What is a scatter plot and how is it used in Six Sigma?
A scatter plot is also known as a scatter diagram or scatter graph.It is a graph used to visually display and compare a possible relationship between two or more sets of related data by displaying points, each having a coordinate on a horizontal and a vertical axis. A dot in the body of the chart represents the intersection of the data on the x and y axis.
One advantage of a scatter plot is that it does not require a user to specify dependent or independent variables. Either type of variable can be plotted on either axis. Scatter plots do not imply any causation, but rather an association between two variables.Your scatter plot may show that a relationship exists, but it does not and cannot prove that one variable is causing the other. There could be a third factor involved which is causing both, some other systemic cause, or the apparent relationship could just be a fluke. Nevertheless, the scatter plot can give you a clue that two things might be related, and if so, how they move together.The two axis can generally be displayed as:
- Vertical axis: variable Y-- the response variable
- Horizontal axis: variable X--some variable suspected may be related to the response
A scatter plot can show three basic relationships.These are positive (rising), negative (falling), and no relationship (varied). However, there are many variations of these, including:
1. No relationship
2. Strong linear (positive correlation)
3. Strong linear (negative correlation)
4. Exact linear (positive correlation)
5. Quadratic relationship
6. Exponential relationship
7. Sinusoidal relationship (damped)
8. Variation of Y doesn't depend on X (homoscedastic)

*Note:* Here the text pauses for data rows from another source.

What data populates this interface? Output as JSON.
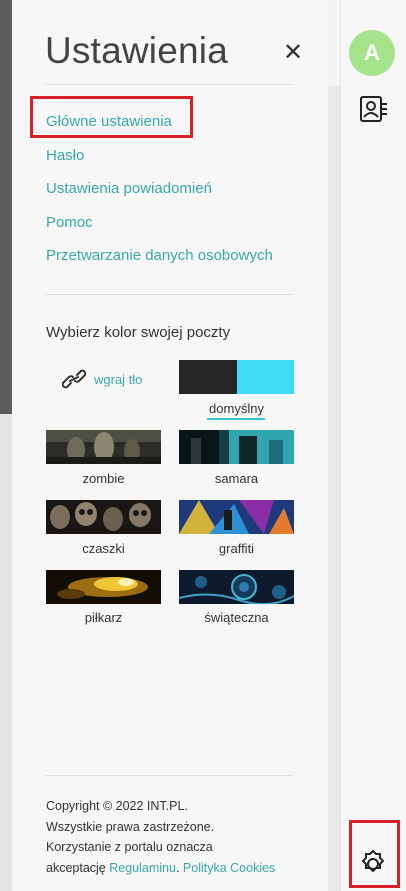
{
  "header": {
    "title": "Ustawienia",
    "close_icon": "close-icon"
  },
  "menu": {
    "items": [
      {
        "label": "Główne ustawienia",
        "highlighted": true
      },
      {
        "label": "Hasło"
      },
      {
        "label": "Ustawienia powiadomień"
      },
      {
        "label": "Pomoc"
      },
      {
        "label": "Przetwarzanie danych osobowych"
      }
    ]
  },
  "themes": {
    "heading": "Wybierz kolor swojej poczty",
    "upload_label": "wgraj tło",
    "upload_icon": "paperclip-icon",
    "default": {
      "label": "domyślny",
      "colors": [
        "#252525",
        "#3ddcf2"
      ],
      "selected": true
    },
    "items": [
      {
        "label": "zombie"
      },
      {
        "label": "samara"
      },
      {
        "label": "czaszki"
      },
      {
        "label": "graffiti"
      },
      {
        "label": "piłkarz"
      },
      {
        "label": "świąteczna"
      }
    ]
  },
  "footer": {
    "line1": "Copyright © 2022 INT.PL.",
    "line2": "Wszystkie prawa zastrzeżone.",
    "line3": "Korzystanie z portalu oznacza",
    "line4_prefix": "akceptację ",
    "terms_link": "Regulaminu",
    "separator": ". ",
    "cookies_link": "Polityka Cookies"
  },
  "rail": {
    "avatar_letter": "A",
    "avatar_color": "#a6e48c",
    "contacts_icon": "contacts-icon",
    "settings_icon": "gear-icon"
  },
  "colors": {
    "accent": "#39a8ad",
    "highlight": "#d6202a"
  }
}
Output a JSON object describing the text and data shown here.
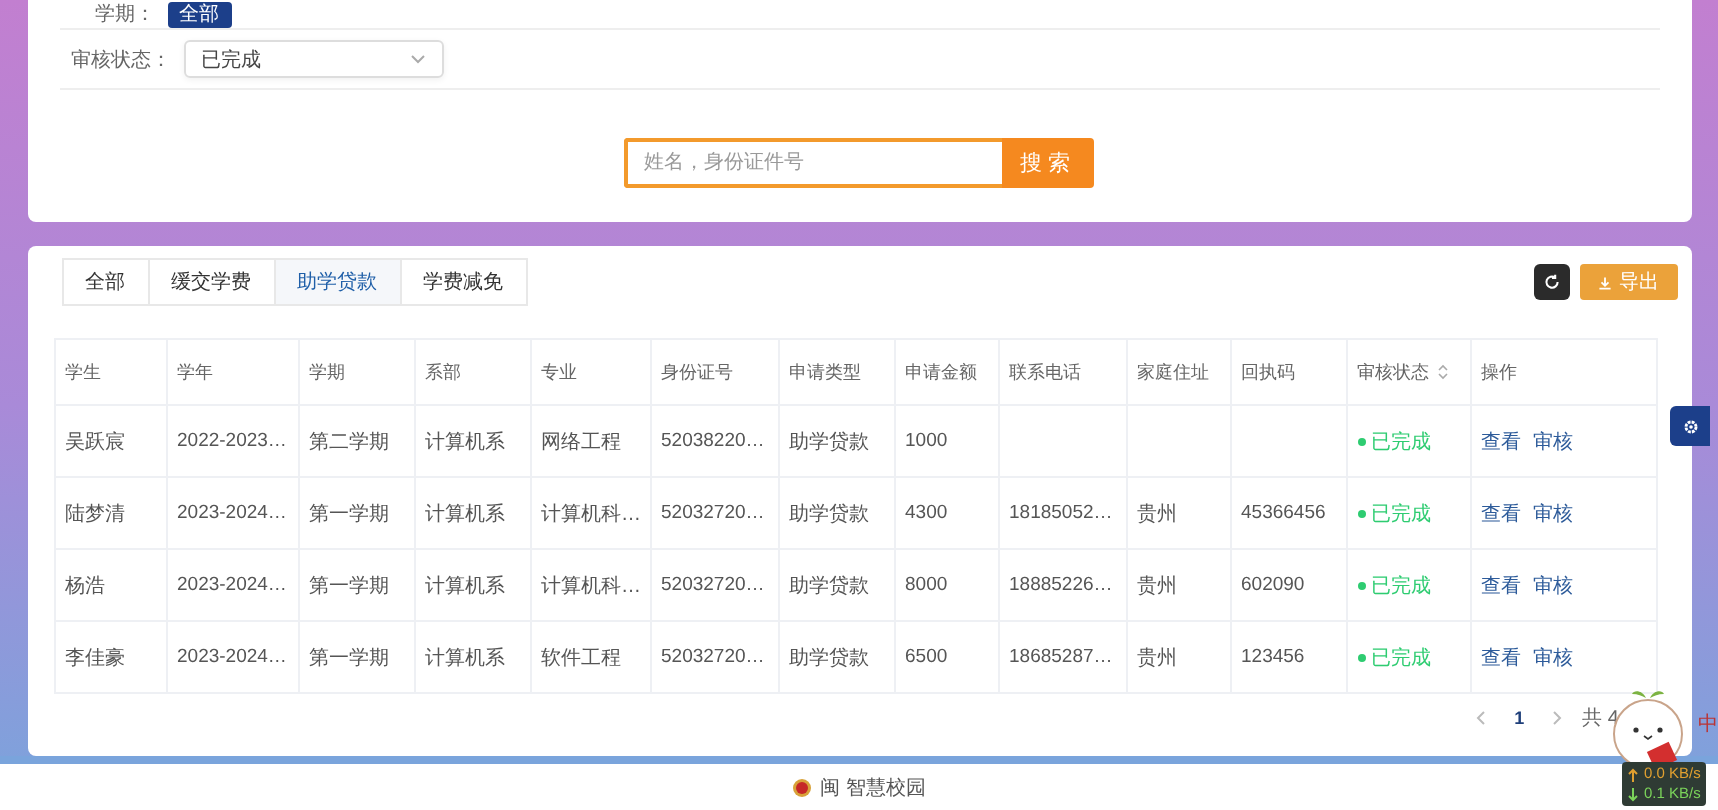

9. Variation of Y does depend on X (heteroscedastic)
If the points cluster in a band running from lower left to upper right, there is a positive correlation (if x increases, y increases). If the points cluster in a band from upper left to lower right, there is a negative correlation (if x increases, y decreases). Imagine drawing a straight line or curve through the data so that it "fits" as well as possible. The more the points cluster closely around the imaginary line of best fit, the stronger the relationship that exists between the two variables. If it is hard to see where you would draw a line, and if the points show no significant clustering, there is probably no correlation.
The scatter plot is one of the seven basic tools of quality control such as Six Sigma.These include the histogram, Pareto chart, check sheet, control chart, cause-and-effect diagram and flowchart.
Scatter plots can provide answers to the following questions:
1. Are variables X and Y related?
2. Are variables X and Y linearly related?
3. Are variables X and Y non-linearly related?
4. Does the variation in Y change depending on X?
5. Are there outliers?